LA BATTUTA«Beppe Grillo non farà fuori il tuo Dudù»

E ancora una volta Dudù diventa attore di una campagna elettorale che mai come questa volta ha avuto come protagonisti gli animali. Il consigliere politico di Forza Italia e capolista nella circoscrizione Nord-Ovest Giovanni Toti è salito sul palco dell'auditorium di via Corridoni strapieno di elettori e simpatizzanti azzurri.

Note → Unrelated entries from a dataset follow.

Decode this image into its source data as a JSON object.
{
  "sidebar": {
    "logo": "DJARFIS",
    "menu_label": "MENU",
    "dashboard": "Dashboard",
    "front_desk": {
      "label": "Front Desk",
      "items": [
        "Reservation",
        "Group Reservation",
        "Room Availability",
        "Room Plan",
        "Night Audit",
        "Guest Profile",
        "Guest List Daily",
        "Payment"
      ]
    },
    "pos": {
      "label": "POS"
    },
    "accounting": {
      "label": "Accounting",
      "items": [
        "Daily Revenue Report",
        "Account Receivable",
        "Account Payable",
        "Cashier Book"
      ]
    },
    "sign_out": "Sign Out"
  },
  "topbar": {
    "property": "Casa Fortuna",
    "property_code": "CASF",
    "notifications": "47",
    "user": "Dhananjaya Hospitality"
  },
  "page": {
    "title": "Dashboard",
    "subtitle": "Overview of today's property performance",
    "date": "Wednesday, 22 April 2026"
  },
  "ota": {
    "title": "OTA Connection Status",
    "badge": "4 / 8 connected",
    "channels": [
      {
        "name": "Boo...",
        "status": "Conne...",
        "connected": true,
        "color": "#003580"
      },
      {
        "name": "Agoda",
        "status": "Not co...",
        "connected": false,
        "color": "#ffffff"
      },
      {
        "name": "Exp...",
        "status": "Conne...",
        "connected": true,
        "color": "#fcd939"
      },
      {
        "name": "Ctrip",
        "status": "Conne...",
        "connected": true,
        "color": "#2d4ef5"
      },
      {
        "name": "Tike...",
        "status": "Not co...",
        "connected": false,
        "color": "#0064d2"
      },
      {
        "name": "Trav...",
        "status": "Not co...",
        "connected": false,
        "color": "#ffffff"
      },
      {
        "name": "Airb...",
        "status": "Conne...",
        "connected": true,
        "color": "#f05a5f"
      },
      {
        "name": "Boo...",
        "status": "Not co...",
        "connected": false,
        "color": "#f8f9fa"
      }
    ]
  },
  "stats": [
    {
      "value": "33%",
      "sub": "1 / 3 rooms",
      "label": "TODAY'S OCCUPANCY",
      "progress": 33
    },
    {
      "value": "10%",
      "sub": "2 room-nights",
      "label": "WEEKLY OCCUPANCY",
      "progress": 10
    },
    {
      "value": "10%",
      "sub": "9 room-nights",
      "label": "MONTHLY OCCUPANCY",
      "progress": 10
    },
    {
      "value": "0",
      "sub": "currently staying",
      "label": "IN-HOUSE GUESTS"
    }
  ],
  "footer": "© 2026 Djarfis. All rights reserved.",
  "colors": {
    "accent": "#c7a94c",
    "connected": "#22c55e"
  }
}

Parla alla platea che aspetta l'arrivo di Silvio Berlusconi, ma giù in prima fila vestita di nero e con i capelli raccolti c'è già la sua fidanzata, Francesca Pascale seduta a fianco dei big del partito. «Beppe Grillo dice di tutto - le si rivolge Toti dal podio -, anche di squartare il piccolo Dudù, cara Francesca». L'ultimo strascico di una battaglia che si trascina da giorni. Da quando il comico genovese nel suo comizio a Pavia aveva detto che «Berlusconi è impazzito per questo cane, ma Dudù dev'essere affidato alla vivisezione». Poi, prendendosela con gli animali di piccola taglia, aveva detto: «Li detesto perché i proprietari di questi cagnetti non amano i cani, amano il proprio cane». Secca fu allora la risposta della Pascale: «È una notizia che Grillo sia favorevole alla vivisezione, non è una notizia che per lui ammazzare non sia un reato».